Books: Nardi Simpson’s Song of the Crocodile. Khalid Warsame Danielle Clode’s In Search of the Woman Who Sailed the World. Linda Jaivin Andrew O’Hagan’s Mayflies. Peter Craven
Song of the Crocodile
Yuwaalaraay author Nardi Simpson’s debut novel, Song of the Crocodile, begins with a vision of the sign welcoming visitors to the country town of Darnmoor, “the Gateway to Happiness”. “The sign taunts a fool into feeling some sense of achievement, that you have reached a destination at the very least,” writes Simpson, before continuing: “Yet … Darnmoor itself is nothing.”
The novel follows the Billymil family across three generations, primarily focusing on Margaret; her daughter, Celie; and
Celie’s daughter, Mili. They live just outside Darnmoor, along the pathway to the tip, known as Old Black Road, where Indigenous people have been forced to live. The family exists in a state of tension with white settlers, which builds over the course of the novel: those tensions reveal themselves to be smokescreens for shocking acts of violence and cruelty visited upon members of the family.
Throughout the novel, there are stunning moments of perfect fluidity and permeability, where Simpson’s deep engagement with the ancestries and cosmology of her people comes through. The novel unearths Simpson’s deeper concerns about care for Country – it is the connections between land and people, and the brutal and conceptual ruptures of those connections, that she is interested in. She also raises questions about what we owe to each other, to our descendants and to our ancestors.

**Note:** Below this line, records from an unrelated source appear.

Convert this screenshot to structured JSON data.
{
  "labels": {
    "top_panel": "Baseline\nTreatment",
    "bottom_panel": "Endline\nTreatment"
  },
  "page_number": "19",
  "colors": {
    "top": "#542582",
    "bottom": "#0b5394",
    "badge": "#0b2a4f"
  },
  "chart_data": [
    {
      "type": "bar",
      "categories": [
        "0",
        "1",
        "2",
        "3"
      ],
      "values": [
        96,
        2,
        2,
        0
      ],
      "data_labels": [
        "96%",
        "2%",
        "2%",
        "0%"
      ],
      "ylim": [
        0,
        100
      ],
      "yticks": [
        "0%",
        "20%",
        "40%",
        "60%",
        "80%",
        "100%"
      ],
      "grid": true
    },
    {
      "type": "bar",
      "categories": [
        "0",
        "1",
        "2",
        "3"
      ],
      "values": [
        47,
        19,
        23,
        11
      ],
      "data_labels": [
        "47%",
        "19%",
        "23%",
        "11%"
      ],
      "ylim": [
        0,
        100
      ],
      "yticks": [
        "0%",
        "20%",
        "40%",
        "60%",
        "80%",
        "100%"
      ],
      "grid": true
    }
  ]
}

In one scene a pregnant Mili and her husband sit under an old tree by a riverbank and share a highly charged and tender
moment. “As their feet dangled over the old waterway … the tree smiled, then asked the breath of the ghost breeze, the one that springs from nowhere, to blow upon them, bear witness, and seal their fate.”

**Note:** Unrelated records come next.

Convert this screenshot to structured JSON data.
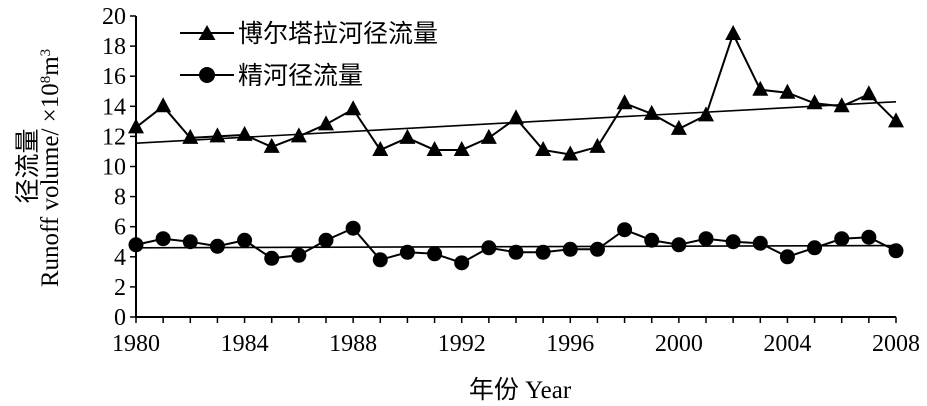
{
  "chart_data": {
    "type": "line",
    "x": [
      1980,
      1981,
      1982,
      1983,
      1984,
      1985,
      1986,
      1987,
      1988,
      1989,
      1990,
      1991,
      1992,
      1993,
      1994,
      1995,
      1996,
      1997,
      1998,
      1999,
      2000,
      2001,
      2002,
      2003,
      2004,
      2005,
      2006,
      2007,
      2008
    ],
    "series": [
      {
        "name": "博尔塔拉河径流量",
        "marker": "triangle",
        "color": "#000000",
        "values": [
          12.6,
          14.0,
          11.9,
          12.0,
          12.1,
          11.3,
          12.0,
          12.8,
          13.8,
          11.1,
          11.9,
          11.1,
          11.1,
          11.9,
          13.2,
          11.1,
          10.8,
          11.3,
          14.2,
          13.5,
          12.5,
          13.4,
          18.8,
          15.1,
          14.9,
          14.2,
          14.0,
          14.8,
          13.0
        ],
        "trend": [
          11.55,
          14.3
        ]
      },
      {
        "name": "精河径流量",
        "marker": "circle",
        "color": "#000000",
        "values": [
          4.8,
          5.2,
          5.0,
          4.7,
          5.1,
          3.9,
          4.1,
          5.1,
          5.9,
          3.8,
          4.3,
          4.2,
          3.6,
          4.6,
          4.3,
          4.3,
          4.5,
          4.5,
          5.8,
          5.1,
          4.8,
          5.2,
          5.0,
          4.9,
          4.0,
          4.6,
          5.2,
          5.3,
          4.4
        ],
        "trend": [
          4.6,
          4.75
        ]
      }
    ],
    "ylim": [
      0,
      20
    ],
    "xlim": [
      1980,
      2008
    ],
    "yticks": [
      "0",
      "2",
      "4",
      "6",
      "8",
      "10",
      "12",
      "14",
      "16",
      "18",
      "20"
    ],
    "xticks": [
      "1980",
      "1984",
      "1988",
      "1992",
      "1996",
      "2000",
      "2004",
      "2008"
    ],
    "ylabel_cn": "径流量",
    "ylabel_en": "Runoff volume/ ×10",
    "ylabel_exp": "8",
    "ylabel_unit": "m",
    "ylabel_unit_exp": "3",
    "xlabel": "年份  Year",
    "legend_position": "top-left",
    "grid": false
  }
}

Simpson’s writing attains a rare quality of grace in the novel, the prose lyrical and grounded at the same time. There’s a fullness to her characters’ voices, their speech peppered with Yuwaalaraay inflections and words. Margaret, Celie and Mili are watched over by their ancestors, who are preparing themselves for when they’ll be needed to sing the titular “Song of the Crocodile”. Simpson skilfully weaves the profound into the everyday, with the women of the Billymil family tracing thousands of years of language, culture and ancestry through simple acts of living, a potent contrast to the inhabitants of Darnmoor, whose material richness belies an impoverished relationship with each other and with Country.